Y poco más de un tercio de los niños acceden a dispositivos y conexiones de calidad para actividades educativas sincrónicas, según el último informe del Observatorio Argentinos por la Educación. Sin embargo, la continuidad pedagógica propuesta por las escuelas se basó en dos supuestos: habría adultos disponible con habilidades para acompañar el aprendizaje y conectividad en el hogar. Ambos supuestos son regresivos y refuerzan el “efecto cuna”, por el cual las oportunidades y los logros de aprendizaje dependen principalmente de las condiciones socioeconómicas y culturales de las familias. Por eso, la pandemia afecta de manera desproporcionada a los más vulnerables y profundizará la desigualdad educativa. El sistema de salud, luego del titubeo inicial, organizó un plan para afrontar la pandemia. Se tomó tiempo para reunir expertos, establecer protocolos, capacitar y adquirir insumos. Veremos si resulta. El sistema educativo no lo hizo. Al día siguiente del anuncio de suspensión de clases presenciales bajo el slogan “la educación no entra en cuarentena”, las provincias y sus escuelas debieron salir a sostener el ciclo lectivo como pudieron, con las desigualdades de siempre.
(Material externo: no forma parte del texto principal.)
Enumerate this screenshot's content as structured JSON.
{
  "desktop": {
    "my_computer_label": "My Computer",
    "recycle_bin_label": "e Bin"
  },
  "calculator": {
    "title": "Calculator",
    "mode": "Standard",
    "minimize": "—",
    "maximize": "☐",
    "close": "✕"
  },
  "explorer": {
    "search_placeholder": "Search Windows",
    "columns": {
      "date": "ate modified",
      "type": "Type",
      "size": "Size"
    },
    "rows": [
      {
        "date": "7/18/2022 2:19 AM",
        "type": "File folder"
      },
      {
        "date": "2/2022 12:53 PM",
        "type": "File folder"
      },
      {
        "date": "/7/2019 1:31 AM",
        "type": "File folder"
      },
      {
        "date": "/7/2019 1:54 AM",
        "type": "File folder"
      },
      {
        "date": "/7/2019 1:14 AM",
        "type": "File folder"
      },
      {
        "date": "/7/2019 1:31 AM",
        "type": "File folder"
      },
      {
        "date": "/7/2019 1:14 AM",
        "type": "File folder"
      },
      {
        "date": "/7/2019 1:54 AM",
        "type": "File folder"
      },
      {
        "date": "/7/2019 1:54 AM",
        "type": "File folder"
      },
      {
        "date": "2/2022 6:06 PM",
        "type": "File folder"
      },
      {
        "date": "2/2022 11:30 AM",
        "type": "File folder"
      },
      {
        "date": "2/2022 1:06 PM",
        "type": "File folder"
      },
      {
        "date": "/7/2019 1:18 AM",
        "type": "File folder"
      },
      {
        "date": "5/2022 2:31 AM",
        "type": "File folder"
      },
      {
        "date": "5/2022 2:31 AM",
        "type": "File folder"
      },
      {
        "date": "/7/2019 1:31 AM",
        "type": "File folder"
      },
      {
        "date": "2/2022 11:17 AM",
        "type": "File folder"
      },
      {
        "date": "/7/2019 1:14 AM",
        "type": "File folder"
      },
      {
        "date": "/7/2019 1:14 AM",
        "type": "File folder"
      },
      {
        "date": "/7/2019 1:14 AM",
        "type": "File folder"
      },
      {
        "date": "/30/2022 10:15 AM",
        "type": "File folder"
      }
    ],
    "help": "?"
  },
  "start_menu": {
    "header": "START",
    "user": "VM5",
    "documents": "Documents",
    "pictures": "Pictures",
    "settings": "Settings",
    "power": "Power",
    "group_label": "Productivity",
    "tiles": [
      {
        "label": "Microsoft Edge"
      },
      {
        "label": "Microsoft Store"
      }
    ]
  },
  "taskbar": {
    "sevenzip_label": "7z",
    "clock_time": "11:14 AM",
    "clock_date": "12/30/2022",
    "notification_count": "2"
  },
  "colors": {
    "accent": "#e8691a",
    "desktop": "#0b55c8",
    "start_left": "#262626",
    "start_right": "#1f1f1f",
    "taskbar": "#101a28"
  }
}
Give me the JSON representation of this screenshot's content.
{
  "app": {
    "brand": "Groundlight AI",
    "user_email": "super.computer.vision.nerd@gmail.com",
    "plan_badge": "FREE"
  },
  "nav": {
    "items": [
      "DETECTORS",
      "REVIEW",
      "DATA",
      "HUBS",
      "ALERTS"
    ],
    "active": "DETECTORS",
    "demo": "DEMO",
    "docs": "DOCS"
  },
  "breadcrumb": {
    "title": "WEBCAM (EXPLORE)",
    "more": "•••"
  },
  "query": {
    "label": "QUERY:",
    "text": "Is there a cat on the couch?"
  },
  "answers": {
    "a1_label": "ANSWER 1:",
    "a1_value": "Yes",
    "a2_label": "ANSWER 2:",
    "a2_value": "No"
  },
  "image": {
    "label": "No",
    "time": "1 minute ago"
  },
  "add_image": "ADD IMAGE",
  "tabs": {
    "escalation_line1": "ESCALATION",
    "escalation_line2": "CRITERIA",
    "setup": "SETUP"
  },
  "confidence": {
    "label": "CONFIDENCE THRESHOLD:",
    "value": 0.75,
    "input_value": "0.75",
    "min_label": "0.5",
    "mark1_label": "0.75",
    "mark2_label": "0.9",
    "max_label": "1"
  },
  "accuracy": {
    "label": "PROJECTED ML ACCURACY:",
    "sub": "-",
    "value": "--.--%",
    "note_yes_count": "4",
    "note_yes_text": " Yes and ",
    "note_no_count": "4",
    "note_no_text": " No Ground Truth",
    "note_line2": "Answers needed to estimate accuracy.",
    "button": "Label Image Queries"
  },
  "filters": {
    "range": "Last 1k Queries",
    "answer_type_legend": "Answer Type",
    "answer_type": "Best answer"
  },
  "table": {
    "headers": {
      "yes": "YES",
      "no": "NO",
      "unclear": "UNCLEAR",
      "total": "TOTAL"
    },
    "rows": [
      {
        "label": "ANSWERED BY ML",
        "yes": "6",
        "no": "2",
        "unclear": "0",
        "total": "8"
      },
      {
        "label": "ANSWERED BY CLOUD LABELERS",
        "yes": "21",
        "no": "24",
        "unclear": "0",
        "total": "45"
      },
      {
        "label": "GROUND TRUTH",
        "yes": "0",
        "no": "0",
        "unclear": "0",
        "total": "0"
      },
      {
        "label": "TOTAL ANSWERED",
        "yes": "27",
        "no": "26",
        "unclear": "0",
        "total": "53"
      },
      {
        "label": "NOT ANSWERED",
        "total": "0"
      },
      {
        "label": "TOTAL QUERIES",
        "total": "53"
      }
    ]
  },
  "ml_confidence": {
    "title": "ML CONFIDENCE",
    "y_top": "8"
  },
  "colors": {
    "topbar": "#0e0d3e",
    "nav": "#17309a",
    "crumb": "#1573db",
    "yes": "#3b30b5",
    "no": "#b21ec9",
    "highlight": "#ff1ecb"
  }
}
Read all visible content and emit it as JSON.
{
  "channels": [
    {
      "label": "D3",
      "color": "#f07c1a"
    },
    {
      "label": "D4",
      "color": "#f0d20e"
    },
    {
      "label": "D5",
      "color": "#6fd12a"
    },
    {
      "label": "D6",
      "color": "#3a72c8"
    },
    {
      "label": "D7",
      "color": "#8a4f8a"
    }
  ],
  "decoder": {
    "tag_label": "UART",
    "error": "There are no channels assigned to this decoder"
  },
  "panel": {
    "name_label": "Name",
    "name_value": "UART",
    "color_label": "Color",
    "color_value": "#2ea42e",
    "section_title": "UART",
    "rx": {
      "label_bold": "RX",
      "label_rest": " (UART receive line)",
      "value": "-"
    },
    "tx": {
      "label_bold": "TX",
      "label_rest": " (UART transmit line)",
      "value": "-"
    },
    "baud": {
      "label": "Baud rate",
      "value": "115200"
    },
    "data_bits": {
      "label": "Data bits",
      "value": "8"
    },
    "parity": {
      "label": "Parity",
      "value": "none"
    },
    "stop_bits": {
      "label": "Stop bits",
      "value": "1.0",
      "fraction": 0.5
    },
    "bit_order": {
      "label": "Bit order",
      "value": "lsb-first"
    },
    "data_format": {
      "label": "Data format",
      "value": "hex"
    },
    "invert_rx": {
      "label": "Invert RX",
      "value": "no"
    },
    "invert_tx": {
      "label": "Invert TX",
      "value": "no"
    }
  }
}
Sin poder garantizar las condiciones básicas para esta escolarización, entre ellas el acceso a la conectividad requerida para todos los estudiantes y docentes. Con el tiempo, y corriendo de atrás, aparecieron algunas herramientas oficiales: plataformas, cuadernillos, material audiovisual. Pero no todas las escuelas las usan. Muchos estudiantes han quedado absolutamente desvinculados y es posible que no vuelvan.
Ahora el Ministerio dice que actuó de manera “rápida y efectiva” y que llegó el tiempo de evaluar el esfuerzo de familias y estudiantes. Antes de evaluar a Santi y a su mamá, convendría evaluar si las acciones desplegadas fueron pertinentes y, de verdad, efectivas. ¿Cómo rendirá cuentas la política?
Todavía se pueden corregir errores, pero es urgente planificar el día después. Para la etapa de “nueva normalidad escolar” no vale volver a improvisar, hay que anticipar las acciones para compensar y acelerar aprendizajes que no estén asegurados y fortalecer los mecanismos de reparación del daño social. Si esto no ocurre, hasta los sueños más modestos de las madres más abnegadas, como la de Santi, quedarán truncos.
Publicado en Clarín el 6 de mayo de 2020.